The owner of our local comic book store, who is also a close personal friend,  went through an identical lymph-node cancer experience this past year. As a professional trumpet player he was afraid he'd never be able to play again. He is now back to playing professionally and his PET scans are completely clear.

Comment by Jeff of Earth-J on December 26, 2012 at 12:16pm

I don't know what to say. Just as well because I'm speechless, literally so, because I just read your blog aloud to Tracy over the phone and choked up toward the end. Here's hoping January brings the news we're all expecting.

Comment by Fraser Sherman on December 26, 2012 at 2:26pm

What everyone else said. A great Christmas story and a great story about Mr. Thomas--I knew his connection with St. Jude's, but not how deep it ran.

Comment by Luke Blanchard on December 28, 2012 at 1:58am

Merry Christmas, Commander. All the best to you both.

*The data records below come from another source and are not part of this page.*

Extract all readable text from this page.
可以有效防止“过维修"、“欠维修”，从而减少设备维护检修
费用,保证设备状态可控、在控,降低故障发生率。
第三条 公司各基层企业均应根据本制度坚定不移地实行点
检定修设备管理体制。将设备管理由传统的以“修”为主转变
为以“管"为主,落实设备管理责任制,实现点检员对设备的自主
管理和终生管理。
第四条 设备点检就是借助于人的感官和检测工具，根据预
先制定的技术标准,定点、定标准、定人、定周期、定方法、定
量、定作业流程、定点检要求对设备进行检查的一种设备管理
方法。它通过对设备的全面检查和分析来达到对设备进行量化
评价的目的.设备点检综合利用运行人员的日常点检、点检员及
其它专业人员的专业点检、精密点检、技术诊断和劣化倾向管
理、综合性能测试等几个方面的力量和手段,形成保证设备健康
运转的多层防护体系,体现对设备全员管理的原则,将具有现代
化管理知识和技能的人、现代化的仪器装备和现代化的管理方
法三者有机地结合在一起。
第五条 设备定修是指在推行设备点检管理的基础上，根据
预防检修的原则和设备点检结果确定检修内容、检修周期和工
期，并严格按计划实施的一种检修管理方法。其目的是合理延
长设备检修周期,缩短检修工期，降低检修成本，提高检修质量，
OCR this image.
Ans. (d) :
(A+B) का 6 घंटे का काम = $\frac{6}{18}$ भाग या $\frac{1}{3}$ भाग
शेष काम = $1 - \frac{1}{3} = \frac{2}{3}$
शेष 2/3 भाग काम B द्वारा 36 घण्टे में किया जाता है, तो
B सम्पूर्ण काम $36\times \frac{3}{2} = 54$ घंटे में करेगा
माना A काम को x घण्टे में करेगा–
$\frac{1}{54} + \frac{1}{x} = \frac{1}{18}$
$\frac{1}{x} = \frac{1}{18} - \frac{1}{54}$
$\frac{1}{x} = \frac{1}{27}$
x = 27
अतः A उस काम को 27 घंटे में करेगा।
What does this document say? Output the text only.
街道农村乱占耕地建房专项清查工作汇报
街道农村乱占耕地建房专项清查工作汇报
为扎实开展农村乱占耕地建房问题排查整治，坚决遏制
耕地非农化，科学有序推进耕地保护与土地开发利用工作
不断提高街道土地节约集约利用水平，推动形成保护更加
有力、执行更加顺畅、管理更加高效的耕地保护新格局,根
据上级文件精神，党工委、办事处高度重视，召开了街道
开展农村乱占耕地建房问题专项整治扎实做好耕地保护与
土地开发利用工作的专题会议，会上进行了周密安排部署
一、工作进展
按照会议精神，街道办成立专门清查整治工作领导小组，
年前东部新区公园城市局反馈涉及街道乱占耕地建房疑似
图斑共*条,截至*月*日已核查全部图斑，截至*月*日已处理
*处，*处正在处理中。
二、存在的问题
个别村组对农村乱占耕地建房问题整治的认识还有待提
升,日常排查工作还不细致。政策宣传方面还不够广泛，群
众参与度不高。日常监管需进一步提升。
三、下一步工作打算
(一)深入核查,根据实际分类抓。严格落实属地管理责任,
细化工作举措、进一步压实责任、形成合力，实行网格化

Comment by Commander Benson on December 29, 2012 at 5:33am

Cheryl and I thank all of you for your good hopes and words of encouragement.

 

Something that has stayed in my mind throughout this event is how drastically life can change on just one turn of the card.  One evening three months ago, we were discussing vague plans for Christmas, even vaguer plans for the next new car I'm going to buy, and what we were going to watch on television.

 

Then, the Good Mrs. Benson comes out of the bathroom and says, "I've found a lump . . . ."

 

Not as horrific or dramatic as Aurora or Newtown, most certainly.  But just the same, it set us on a course that we never expected.

 

We've been lucky in our situation in so many ways.  I remember once, when I was a cop, a bullet whizzing by my ear so close that I could feel the friction heat on my face.  The idea of "an inch the other way . . . ." applies to Cheryl's situation.  Early detection.  Keen, intelligent physicians.  The fact that the cancer hadn't spread. 

 

With luck, our lives will return to normal in a matter of weeks, and we are well aware of how fortunate we are in that circumstance.  One particular woman taking chemotherapy at the same time as Cheryl had been undergoing cancer treatment since 2002.  Cancer can be damnably resilient.

 

There is one change to the post-treatment plan that I learnt only a few days ago.  In fact, Cheryl will not receive the PET scan to verify that the cancer is gone until March.  As we were informed, the protocol is to wait twelve weeks; less than that raises the incidence of false positive results.  That will be a long twelve weeks.

 

Again, thank you all for your kind words and thoughts.

Comment by Fraser Sherman on December 29, 2012 at 8:19am

For anyone who's curious, the book Emperor of All Maladies is an excellent history of oncology and why cancer is indeed so resilient (and why so many magic bullets turn out not to be magic).